The average hotel daily rate in New York, for instance, stood at about $197 in January after reaching $352 in the peak holiday travel season in December, according to STR data.
“For the hotels that need the cash flow, it’s a predictable income” to house migrants, Bhojwani said. “You know you are going to get that revenue. … They are taking on the business because it makes financial sense.”
Some hotels participating in city contracts reportedly are in the foreclosure process, especially as higher interest rates have led to a jump in borrowing costs.
For instance, the 492-room Holiday Inn at 99 Washington St. in the Financial District signed a contract with the city following reports of a bankruptcy protection filing in November. Its deal with the city is expected to bring about $10.5 million in additional revenue despite concerns from mortgage lenders that the contract will lead to wear and tear and “reputational harm,” according to Bloomberg News.

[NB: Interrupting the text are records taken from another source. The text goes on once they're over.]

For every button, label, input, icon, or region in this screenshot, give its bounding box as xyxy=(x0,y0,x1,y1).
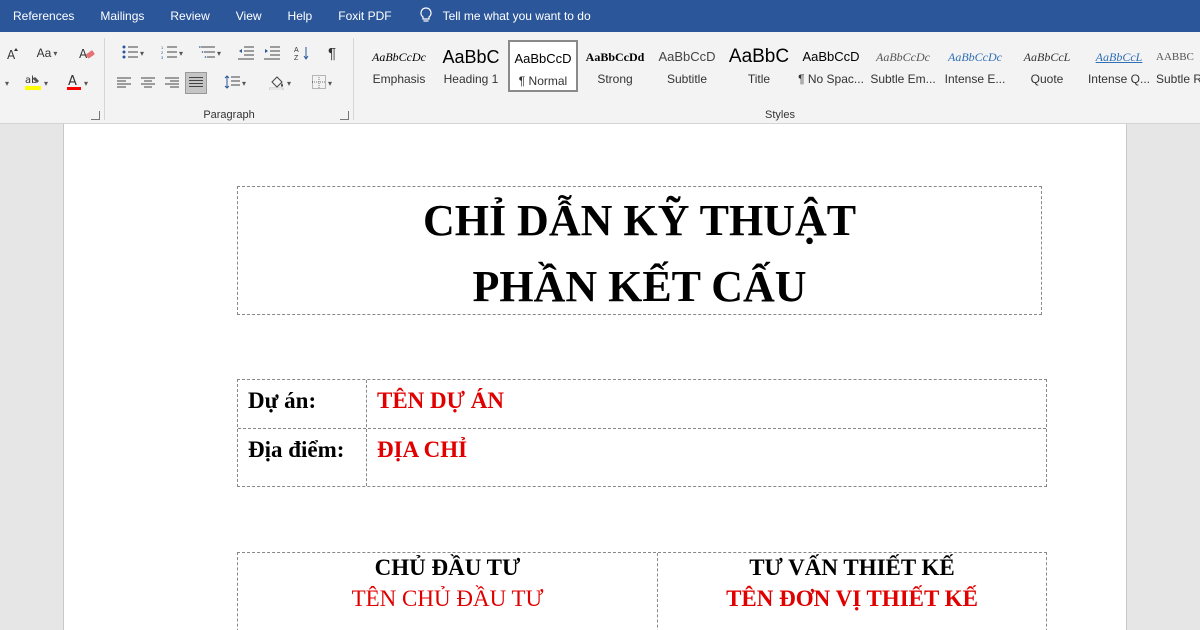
align-right-icon[interactable] xyxy=(161,72,183,94)
bullets-button[interactable]: ▾ xyxy=(113,42,153,64)
style-intense-quote[interactable]: AaBbCcL Intense Q... xyxy=(1084,40,1154,92)
owner-value: TÊN CHỦ ĐẦU TƯ xyxy=(351,586,544,611)
style-emphasis[interactable]: AaBbCcDc Emphasis xyxy=(364,40,434,92)
parties-table[interactable]: CHỦ ĐẦU TƯ TÊN CHỦ ĐẦU TƯ TƯ VẤN THIẾT K… xyxy=(237,552,1047,630)
chevron-down-icon: ▾ xyxy=(241,78,246,88)
borders-icon xyxy=(311,74,326,92)
group-divider xyxy=(353,38,354,120)
tab-mailings[interactable]: Mailings xyxy=(87,0,157,32)
text-highlight-icon: ab xyxy=(24,73,42,94)
style-title[interactable]: AaBbC Title xyxy=(724,40,794,92)
paragraph-group: ▾ 123 ▾ ▾ AZ ¶ ▾ ▾ ▾ Paragraph xyxy=(105,32,353,124)
multilevel-list-icon xyxy=(198,45,215,62)
style-strong[interactable]: AaBbCcDd Strong xyxy=(580,40,650,92)
project-value: TÊN DỰ ÁN xyxy=(377,388,504,413)
clear-formatting-icon[interactable]: A xyxy=(76,42,98,64)
show-marks-icon[interactable]: ¶ xyxy=(321,42,343,64)
location-value: ĐỊA CHỈ xyxy=(377,437,468,462)
svg-text:3: 3 xyxy=(161,55,164,59)
decrease-indent-icon[interactable] xyxy=(235,42,257,64)
chevron-down-icon[interactable]: ▾ xyxy=(0,72,12,94)
font-color-icon: A xyxy=(66,73,82,94)
styles-gallery: AaBbCcDc Emphasis AaBbC Heading 1 AaBbCc… xyxy=(360,32,1200,124)
justify-button[interactable] xyxy=(185,72,207,94)
consultant-cell: TƯ VẤN THIẾT KẾ TÊN ĐƠN VỊ THIẾT KẾ xyxy=(658,553,1046,612)
justify-icon xyxy=(189,77,203,89)
chevron-down-icon: ▾ xyxy=(43,78,48,88)
line-spacing-button[interactable]: ▾ xyxy=(215,72,255,94)
borders-button[interactable]: ▾ xyxy=(303,72,341,94)
consultant-value: TÊN ĐƠN VỊ THIẾT KẾ xyxy=(726,586,978,611)
svg-text:A: A xyxy=(7,48,16,60)
document-page[interactable]: CHỈ DẪN KỸ THUẬT PHẦN KẾT CẤU Dự án: TÊN… xyxy=(63,124,1127,630)
line-spacing-icon xyxy=(224,74,240,92)
align-left-icon[interactable] xyxy=(113,72,135,94)
text-highlight-button[interactable]: ab ▾ xyxy=(20,72,52,94)
ribbon: A Aa ▾ A ▾ ab ▾ A ▾ ▾ 123 ▾ ▾ A Z ¶ ▾ ▾ … xyxy=(0,32,1200,124)
svg-text:A: A xyxy=(294,47,299,54)
shading-button[interactable]: ▾ xyxy=(261,72,299,94)
numbering-button[interactable]: 123 ▾ xyxy=(153,42,191,64)
font-group: A Aa ▾ A ▾ ab ▾ A ▾ xyxy=(0,32,104,124)
tab-foxit-pdf[interactable]: Foxit PDF xyxy=(325,0,404,32)
styles-group-label: Styles xyxy=(765,109,795,121)
tell-me-text: Tell me what you want to do xyxy=(442,9,591,23)
tab-review[interactable]: Review xyxy=(157,0,222,32)
svg-text:Z: Z xyxy=(294,55,299,61)
increase-indent-icon[interactable] xyxy=(261,42,283,64)
grow-font-icon[interactable]: A xyxy=(4,42,22,64)
change-case-icon: Aa xyxy=(36,46,52,60)
style-normal[interactable]: AaBbCcD ¶ Normal xyxy=(508,40,578,92)
style-subtle-emphasis[interactable]: AaBbCcDc Subtle Em... xyxy=(868,40,938,92)
change-case-button[interactable]: Aa ▾ xyxy=(30,42,64,64)
location-label: Địa điểm: xyxy=(248,437,345,462)
lightbulb-icon xyxy=(419,6,433,26)
bullets-icon xyxy=(122,45,138,62)
chevron-down-icon: ▾ xyxy=(53,48,58,58)
align-center-icon[interactable] xyxy=(137,72,159,94)
chevron-down-icon: ▾ xyxy=(139,48,144,58)
title-line-2: PHẦN KẾT CẤU xyxy=(472,262,807,311)
tab-help[interactable]: Help xyxy=(275,0,326,32)
font-color-button[interactable]: A ▾ xyxy=(60,72,94,94)
owner-cell: CHỦ ĐẦU TƯ TÊN CHỦ ĐẦU TƯ xyxy=(238,553,657,612)
document-canvas: CHỈ DẪN KỸ THUẬT PHẦN KẾT CẤU Dự án: TÊN… xyxy=(0,124,1200,630)
tell-me-box[interactable]: Tell me what you want to do xyxy=(405,6,591,26)
multilevel-list-button[interactable]: ▾ xyxy=(191,42,229,64)
chevron-down-icon: ▾ xyxy=(327,78,332,88)
paragraph-dialog-launcher[interactable] xyxy=(340,111,349,120)
chevron-down-icon: ▾ xyxy=(178,48,183,58)
style-subtitle[interactable]: AaBbCcD Subtitle xyxy=(652,40,722,92)
ribbon-tab-bar: References Mailings Review View Help Fox… xyxy=(0,0,1200,32)
tab-view[interactable]: View xyxy=(223,0,275,32)
column-divider xyxy=(366,380,367,486)
chevron-down-icon: ▾ xyxy=(83,78,88,88)
sort-icon[interactable]: AZ xyxy=(291,42,313,64)
project-info-table[interactable]: Dự án: TÊN DỰ ÁN Địa điểm: ĐỊA CHỈ xyxy=(237,379,1047,487)
owner-heading: CHỦ ĐẦU TƯ xyxy=(374,555,521,580)
style-heading-1[interactable]: AaBbC Heading 1 xyxy=(436,40,506,92)
title-box[interactable]: CHỈ DẪN KỸ THUẬT PHẦN KẾT CẤU xyxy=(237,186,1042,315)
style-intense-emphasis[interactable]: AaBbCcDc Intense E... xyxy=(940,40,1010,92)
tab-references[interactable]: References xyxy=(0,0,87,32)
title-line-1: CHỈ DẪN KỸ THUẬT xyxy=(422,196,857,245)
row-divider xyxy=(238,428,1046,429)
svg-text:A: A xyxy=(68,74,77,89)
consultant-heading: TƯ VẤN THIẾT KẾ xyxy=(749,555,955,580)
style-quote[interactable]: AaBbCcL Quote xyxy=(1012,40,1082,92)
font-dialog-launcher[interactable] xyxy=(91,111,100,120)
chevron-down-icon: ▾ xyxy=(216,48,221,58)
style-no-spacing[interactable]: AaBbCcD ¶ No Spac... xyxy=(796,40,866,92)
project-label: Dự án: xyxy=(248,388,317,413)
numbering-icon: 123 xyxy=(161,45,177,62)
shading-icon xyxy=(268,74,285,93)
chevron-down-icon: ▾ xyxy=(286,78,291,88)
style-subtle-reference[interactable]: AABBC Subtle R xyxy=(1156,40,1200,92)
paragraph-group-label: Paragraph xyxy=(203,109,255,121)
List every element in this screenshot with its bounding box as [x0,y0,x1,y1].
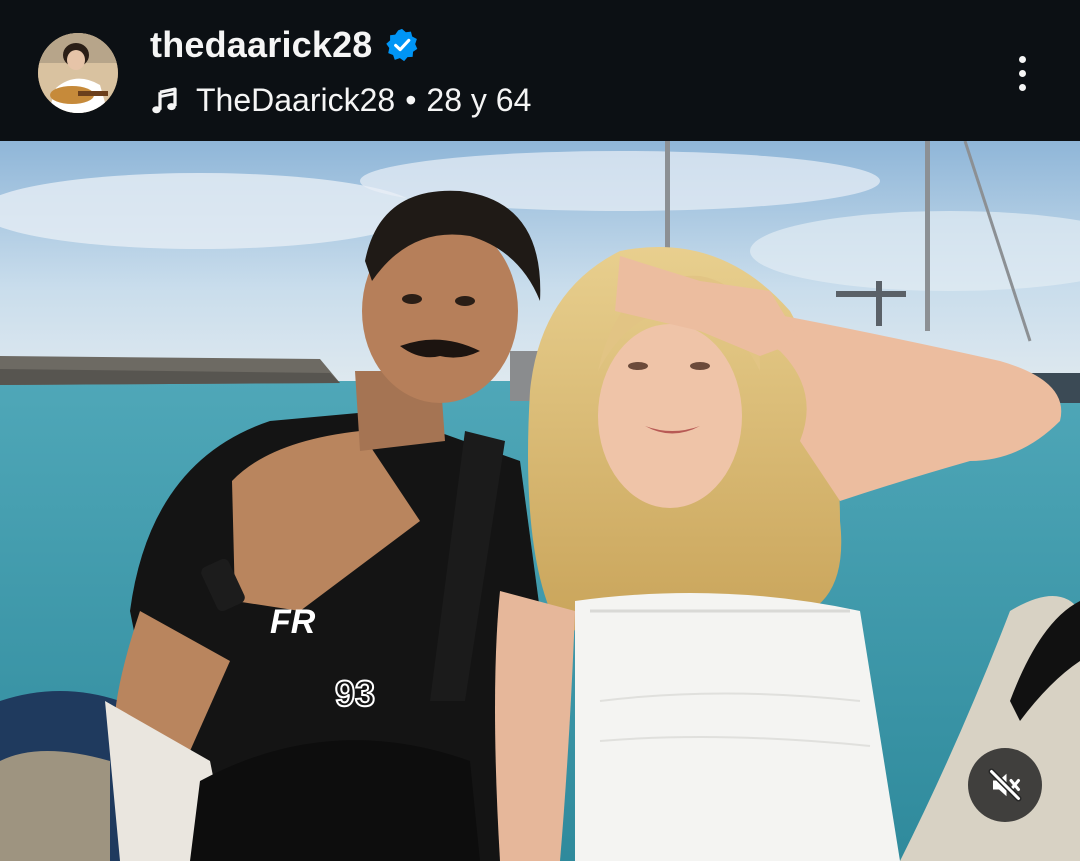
avatar[interactable] [38,33,118,113]
verified-badge-icon [385,28,417,62]
more-vertical-icon-dot [1018,69,1026,77]
audio-artist: TheDaarick28 [196,82,396,118]
svg-text:FR: FR [270,603,316,641]
post-media[interactable]: FR 93 [0,141,1080,861]
mute-toggle-button[interactable] [968,748,1042,822]
more-vertical-icon-dot [1018,55,1026,63]
username-row: thedaarick28 [150,24,419,66]
audio-title: 28 y 64 [426,82,532,118]
avatar-image [38,33,118,113]
music-note-icon [152,87,177,113]
audio-separator: • [405,82,417,118]
post-header: thedaarick28 TheDaarick28 • 28 y 64 [0,0,1080,141]
post-photo: FR 93 [0,141,1080,861]
audio-row[interactable]: TheDaarick28 • 28 y 64 [150,82,531,119]
speaker-muted-icon [988,768,1022,802]
svg-text:93: 93 [335,673,375,714]
username[interactable]: thedaarick28 [150,24,373,66]
more-vertical-icon-dot [1018,83,1026,91]
more-options-button[interactable] [1000,48,1044,98]
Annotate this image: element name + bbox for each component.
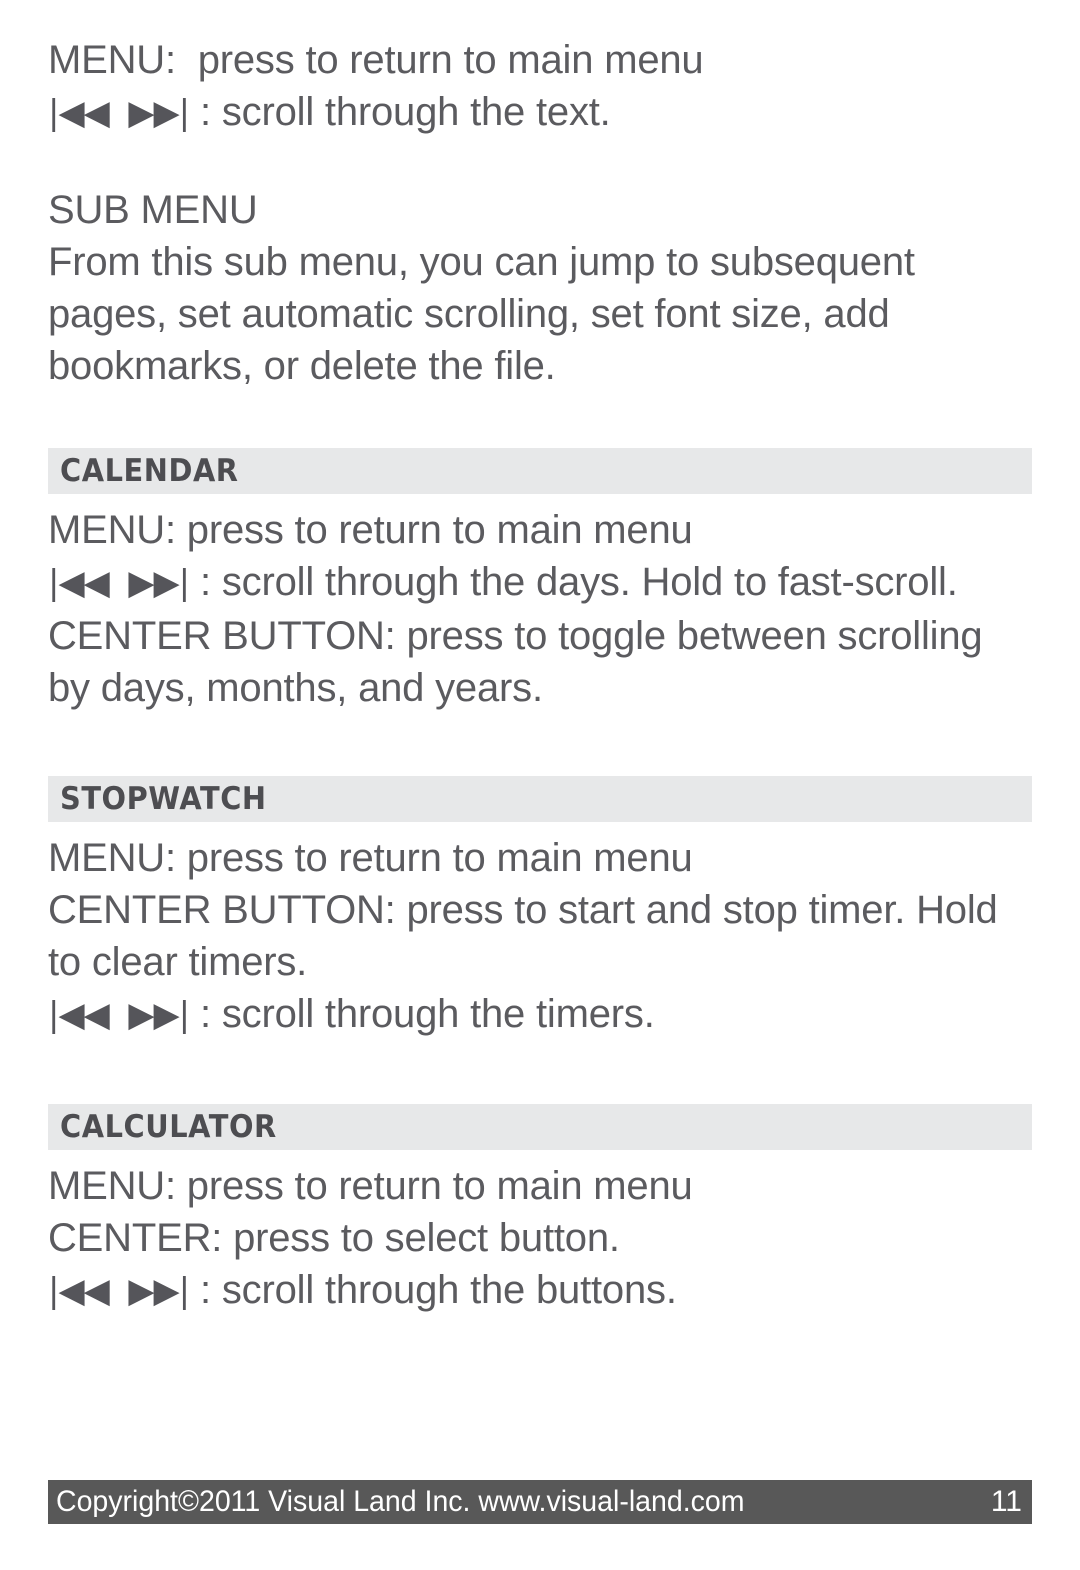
- section-title: CALCULATOR: [60, 1109, 277, 1145]
- section-line-text: : scroll through the timers.: [189, 992, 655, 1036]
- section-body: MENU: press to return to main menu CENTE…: [48, 1160, 1032, 1318]
- section-calendar: CALENDAR MENU: press to return to main m…: [48, 448, 1032, 714]
- section-stopwatch: STOPWATCH MENU: press to return to main …: [48, 776, 1032, 1042]
- prev-next-track-icon: |◀◀ ▶▶|: [48, 1271, 190, 1311]
- section-line: CENTER BUTTON: press to toggle between s…: [48, 614, 994, 710]
- footer-copyright: Copyright©2011 Visual Land Inc. www.visu…: [56, 1485, 745, 1518]
- section-line: MENU: press to return to main menu: [48, 508, 693, 552]
- prev-next-track-icon: |◀◀ ▶▶|: [48, 563, 190, 603]
- intro-line-scroll-text: : scroll through the text.: [189, 90, 611, 134]
- section-title: STOPWATCH: [60, 781, 267, 817]
- intro-block: MENU: press to return to main menu |◀◀ ▶…: [48, 34, 1032, 140]
- section-line: MENU: press to return to main menu: [48, 1164, 693, 1208]
- footer-page-number: 11: [990, 1485, 1022, 1518]
- section-line-text: : scroll through the buttons.: [189, 1268, 677, 1312]
- section-body: MENU: press to return to main menu |◀◀ ▶…: [48, 504, 1032, 714]
- section-header-band: CALCULATOR: [48, 1104, 1032, 1150]
- section-line: CENTER BUTTON: press to start and stop t…: [48, 888, 1009, 984]
- section-line: MENU: press to return to main menu: [48, 836, 693, 880]
- manual-page: MENU: press to return to main menu |◀◀ ▶…: [0, 0, 1080, 1570]
- section-header-band: STOPWATCH: [48, 776, 1032, 822]
- sub-menu-body: From this sub menu, you can jump to subs…: [48, 240, 926, 388]
- sub-menu-block: SUB MENU From this sub menu, you can jum…: [48, 184, 1032, 392]
- prev-next-track-icon: |◀◀ ▶▶|: [48, 93, 190, 133]
- section-line: |◀◀ ▶▶| : scroll through the buttons.: [48, 1264, 1032, 1318]
- section-body: MENU: press to return to main menu CENTE…: [48, 832, 1032, 1042]
- section-header-band: CALENDAR: [48, 448, 1032, 494]
- section-title: CALENDAR: [60, 453, 239, 489]
- sub-menu-heading: SUB MENU: [48, 188, 258, 232]
- intro-line-menu: MENU: press to return to main menu: [48, 38, 704, 82]
- page-content: MENU: press to return to main menu |◀◀ ▶…: [48, 34, 1032, 1318]
- section-line: |◀◀ ▶▶| : scroll through the timers.: [48, 988, 1032, 1042]
- section-calculator: CALCULATOR MENU: press to return to main…: [48, 1104, 1032, 1318]
- section-line-text: : scroll through the days. Hold to fast-…: [189, 560, 958, 604]
- section-line: CENTER: press to select button.: [48, 1216, 620, 1260]
- intro-line-scroll: |◀◀ ▶▶| : scroll through the text.: [48, 86, 1032, 140]
- page-footer: Copyright©2011 Visual Land Inc. www.visu…: [48, 1480, 1032, 1524]
- section-line: |◀◀ ▶▶| : scroll through the days. Hold …: [48, 556, 1032, 610]
- prev-next-track-icon: |◀◀ ▶▶|: [48, 995, 190, 1035]
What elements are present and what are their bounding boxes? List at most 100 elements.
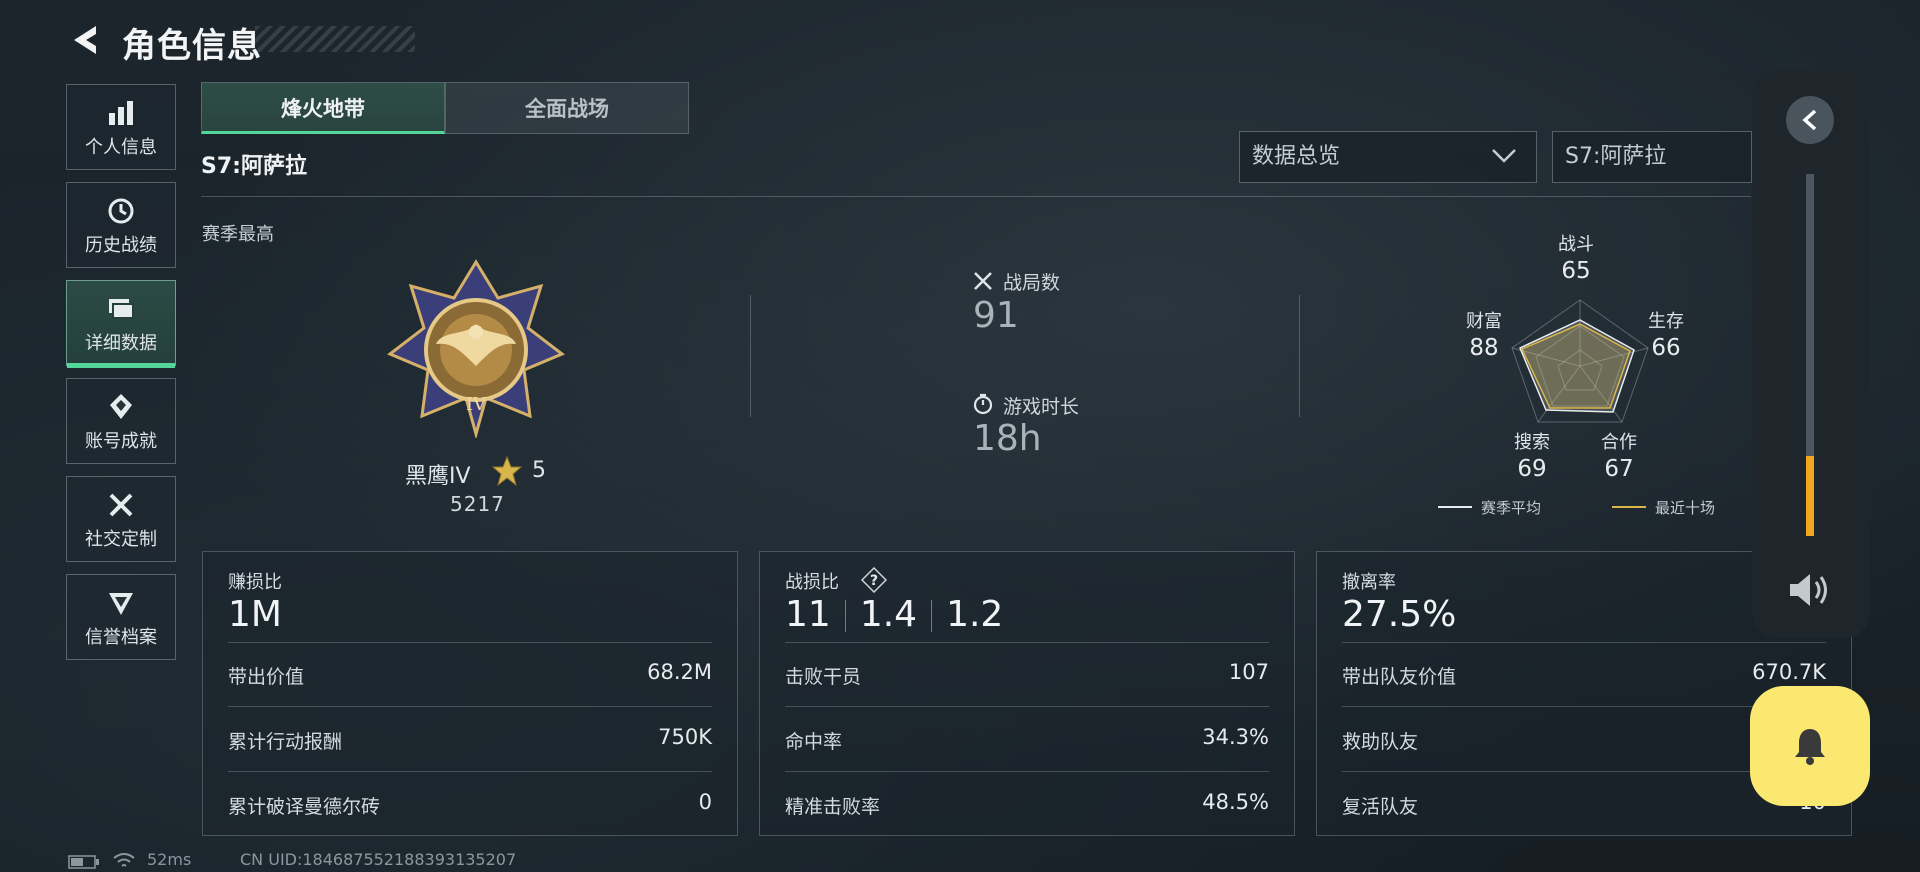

The hotel is getting a $190 nightly room rate from the city, almost double the $102 rate the hotel was getting in January, according to the New York Post, adding at full capacity, housing migrants would amount to the hotel getting $93,500 a day.
New York is waiting to see the impact migrant hotels will have on the local economy. While some businesses have said their sales have been hurt, Tom Harris, president of the Times Square Alliance, the group that promotes the tourism and entertainment hub known as the “Crossroads of the World,” told CoStar News that he hasn’t received any negative feedback from its members and said there’s no direct correlation to how businesses near migrant hotels are performing.
“I’ve heard those issues about some of the businesses surrounding the Row hotel suffering, but [nearby restaurant] Carmine’s is blowing away 2019 numbers. It depends on the businesses and how they are doing. There are a lot of businesses that have been exceeding the 2019 numbers,” Harris said.
These properties “are not going to house the migrants forever,” he said, adding the Candler, for instance, has plans to be converted from an office tower into a hotel.